If the person has bought into the idea that some racial groups are more desirable than others and date such people because they consider them to be “catches” or “trophies,” there's little you can do to change their mindset anyway. They'll likely excuse their dating patterns as being simple “preferences” rather than examine how our racially stratified society has influenced them to find some racial groups more appealing than others.
Minorities in Interracial Romances Hate Themselves
People of color who date interracially are often accused of suffering from self-hatred. While some minorities date whites in particular for social status, many minorities who date across the color line are proud of their heritage.
They're not dating interracially to dilute their bloodlines. They simply felt a spark with someone who doesn't share their racial background. This doesn't mean that they don't identify with their minority group and are ashamed to be part of that group.
A number of African Americans who married interracially have fiercely fought for civil rights and the uplift of their racial group, including the abolitionist Frederick Douglass, playwright Lorraine Hansberry, U.S. Supreme Court Justice Thurgood Marshall and actor-singer Harry Belafonte.
Whites in Interracial Marriages Are Rebelling
While minorities in interracial relationships are often accused of hating themselves, whites in such relationships are often accused of rebelling. They didn't marry interracially because they truly loved their spouse, outsiders say, but because they wanted to get back at their parents.
Are there white people who bring home a person of another race because they know it will drive their parents crazy? Probably.
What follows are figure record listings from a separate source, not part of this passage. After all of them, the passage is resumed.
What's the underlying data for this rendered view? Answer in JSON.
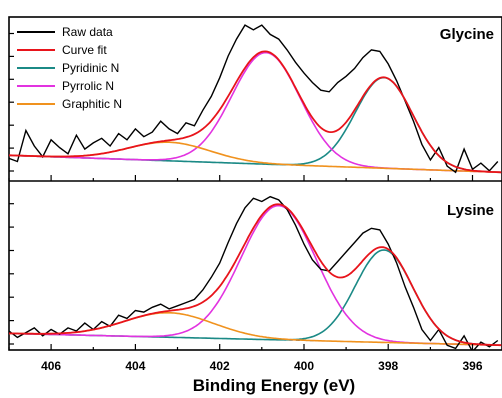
{
  "chart_data": {
    "type": "line",
    "xlabel": "Binding Energy (eV)",
    "xlim": [
      407.0,
      395.3
    ],
    "x_reversed": true,
    "x_ticks": [
      406,
      404,
      402,
      400,
      398,
      396
    ],
    "legend": {
      "placement": "top-left",
      "entries": [
        {
          "label": "Raw data",
          "color": "#000000"
        },
        {
          "label": "Curve fit",
          "color": "#e8141b"
        },
        {
          "label": "Pyridinic N",
          "color": "#1b8a86"
        },
        {
          "label": "Pyrrolic N",
          "color": "#e233e0"
        },
        {
          "label": "Graphitic N",
          "color": "#f0921e"
        }
      ]
    },
    "panels": [
      {
        "label": "Glycine",
        "ylim": [
          0,
          1.0
        ],
        "components": [
          {
            "name": "Pyridinic N",
            "color": "#1b8a86",
            "center": 398.1,
            "fwhm": 1.6,
            "height": 0.585
          },
          {
            "name": "Pyrrolic N",
            "color": "#e233e0",
            "center": 400.9,
            "fwhm": 1.9,
            "height": 0.72
          },
          {
            "name": "Graphitic N",
            "color": "#f0921e",
            "center": 403.2,
            "fwhm": 2.3,
            "height": 0.12
          }
        ],
        "baseline": {
          "x": [
            407.0,
            395.3
          ],
          "y": [
            0.14,
            0.03
          ]
        },
        "raw_data": {
          "x": [
            407.0,
            406.8,
            406.6,
            406.4,
            406.2,
            406.0,
            405.8,
            405.6,
            405.4,
            405.2,
            405.0,
            404.8,
            404.6,
            404.4,
            404.2,
            404.0,
            403.8,
            403.6,
            403.4,
            403.2,
            403.0,
            402.8,
            402.6,
            402.4,
            402.2,
            402.0,
            401.8,
            401.6,
            401.4,
            401.2,
            401.0,
            400.8,
            400.6,
            400.4,
            400.2,
            400.0,
            399.8,
            399.6,
            399.4,
            399.2,
            399.0,
            398.8,
            398.6,
            398.4,
            398.2,
            398.0,
            397.8,
            397.6,
            397.4,
            397.2,
            397.0,
            396.8,
            396.6,
            396.4,
            396.2,
            396.0,
            395.8,
            395.6,
            395.4
          ],
          "y": [
            0.12,
            0.1,
            0.3,
            0.2,
            0.13,
            0.24,
            0.19,
            0.15,
            0.27,
            0.18,
            0.22,
            0.25,
            0.2,
            0.28,
            0.24,
            0.31,
            0.26,
            0.29,
            0.36,
            0.31,
            0.28,
            0.35,
            0.33,
            0.43,
            0.52,
            0.64,
            0.78,
            0.89,
            0.98,
            0.95,
            0.98,
            0.92,
            0.89,
            0.82,
            0.74,
            0.67,
            0.61,
            0.56,
            0.55,
            0.61,
            0.65,
            0.7,
            0.77,
            0.82,
            0.81,
            0.73,
            0.62,
            0.49,
            0.36,
            0.21,
            0.11,
            0.19,
            0.07,
            0.03,
            0.18,
            0.05,
            0.09,
            0.04,
            0.1
          ]
        }
      },
      {
        "label": "Lysine",
        "ylim": [
          0,
          1.0
        ],
        "components": [
          {
            "name": "Pyridinic N",
            "color": "#1b8a86",
            "center": 398.1,
            "fwhm": 1.6,
            "height": 0.585
          },
          {
            "name": "Pyrrolic N",
            "color": "#e233e0",
            "center": 400.6,
            "fwhm": 2.1,
            "height": 0.85
          },
          {
            "name": "Graphitic N",
            "color": "#f0921e",
            "center": 403.2,
            "fwhm": 2.5,
            "height": 0.155
          }
        ],
        "baseline": {
          "x": [
            407.0,
            395.3
          ],
          "y": [
            0.105,
            0.03
          ]
        },
        "raw_data": {
          "x": [
            407.0,
            406.8,
            406.6,
            406.4,
            406.2,
            406.0,
            405.8,
            405.6,
            405.4,
            405.2,
            405.0,
            404.8,
            404.6,
            404.4,
            404.2,
            404.0,
            403.8,
            403.6,
            403.4,
            403.2,
            403.0,
            402.8,
            402.6,
            402.4,
            402.2,
            402.0,
            401.8,
            401.6,
            401.4,
            401.2,
            401.0,
            400.8,
            400.6,
            400.4,
            400.2,
            400.0,
            399.8,
            399.6,
            399.4,
            399.2,
            399.0,
            398.8,
            398.6,
            398.4,
            398.2,
            398.0,
            397.8,
            397.6,
            397.4,
            397.2,
            397.0,
            396.8,
            396.6,
            396.4,
            396.2,
            396.0,
            395.8,
            395.6,
            395.4
          ],
          "y": [
            0.12,
            0.08,
            0.11,
            0.14,
            0.09,
            0.13,
            0.1,
            0.14,
            0.12,
            0.17,
            0.13,
            0.18,
            0.15,
            0.22,
            0.2,
            0.25,
            0.24,
            0.27,
            0.29,
            0.26,
            0.28,
            0.3,
            0.32,
            0.38,
            0.46,
            0.55,
            0.68,
            0.8,
            0.9,
            0.96,
            0.94,
            0.97,
            0.95,
            0.89,
            0.79,
            0.67,
            0.57,
            0.51,
            0.5,
            0.56,
            0.62,
            0.68,
            0.74,
            0.77,
            0.76,
            0.67,
            0.55,
            0.4,
            0.27,
            0.13,
            0.06,
            0.13,
            0.03,
            0.01,
            0.09,
            -0.01,
            0.05,
            0.02,
            0.06
          ]
        }
      }
    ]
  }
}
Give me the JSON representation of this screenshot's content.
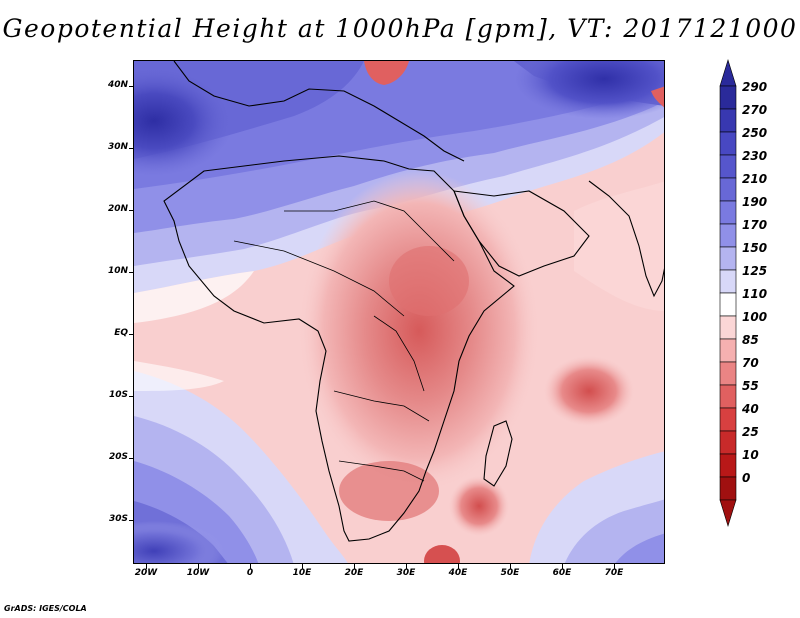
{
  "title": "Geopotential Height at 1000hPa [gpm], VT: 2017121000",
  "credit": "GrADS: IGES/COLA",
  "map": {
    "latitude_labels": [
      "40N",
      "30N",
      "20N",
      "10N",
      "EQ",
      "10S",
      "20S",
      "30S"
    ],
    "longitude_labels": [
      "20W",
      "10W",
      "0",
      "10E",
      "20E",
      "30E",
      "40E",
      "50E",
      "60E",
      "70E"
    ],
    "lon_range": [
      -22,
      80
    ],
    "lat_range": [
      -37,
      45
    ]
  },
  "colorbar": {
    "levels": [
      "290",
      "270",
      "250",
      "230",
      "210",
      "190",
      "170",
      "150",
      "125",
      "110",
      "100",
      "85",
      "70",
      "55",
      "40",
      "25",
      "10",
      "0"
    ],
    "colors": [
      "#2a2a9a",
      "#3838b0",
      "#4848c2",
      "#5656cc",
      "#6868d6",
      "#7a7ae0",
      "#9090e8",
      "#b4b4f0",
      "#d8d8f8",
      "#ffffff",
      "#fbd6d6",
      "#f5b0b0",
      "#ea8484",
      "#e06060",
      "#d84040",
      "#c82a2a",
      "#b81818",
      "#a01010"
    ]
  }
}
But it's unlikely that these people would have a sustained relationship with someone of a different race just to spite their parents, let alone marry interracially to do so.
Minorities in Interracial Relationships Date Down
It's a common belief that people of color in interracial relationships, especially with whites, date down rather than up. In other words, their partners aren't particularly attractive, moneyed or educated. They are not dating “catches.”
The rationale here is that whites enjoy so much privilege in society that minorities who pursue romances with them aren't exactly picky. Any white person will do. This, of course, is a sweeping generalization. Unless the only criterion a person has in a mate is that she be white, it's doubtful that this generalization applies.
Rosie Cuison Villazor, a law professor and editor of "Loving v. Virginia in a Post-Racial World," has found that the income of interracial couples tends to vary by the racial makeup of the couple.
“Forty-two percent of white men/Asian women married couples both went to college, compared with 20 percent of white/Hispanic married couples and 17 percent of white/black married couples,” she found. “A look at earnings also reveals racial and gender differences: the median combined income of white/Asian couples is $70,952, compared with $53,187 for white/black married couples.”
The fact that black-white couples earn less than white-Asian couples reflects the fact that blacks generally earn less than whites in the United States, while Asians tend to earn as much or more money than whites. Given this and the fact people of all races are more likely to romance those who share their economic and education background, it's inaccurate to suggest that minorities in interracial relationships marry or date down.
Maillard, Kevin Noble. "Loving vs. Virginia in a Post-Racial World." Rose Cuison Villazor (Editor), Cambridge University Press, May 16, 2012.
Villazor, Rose Cuison. "Marrying Across Racial Lines, but Still Seeing Lines." The New York Times, November 17, 2014.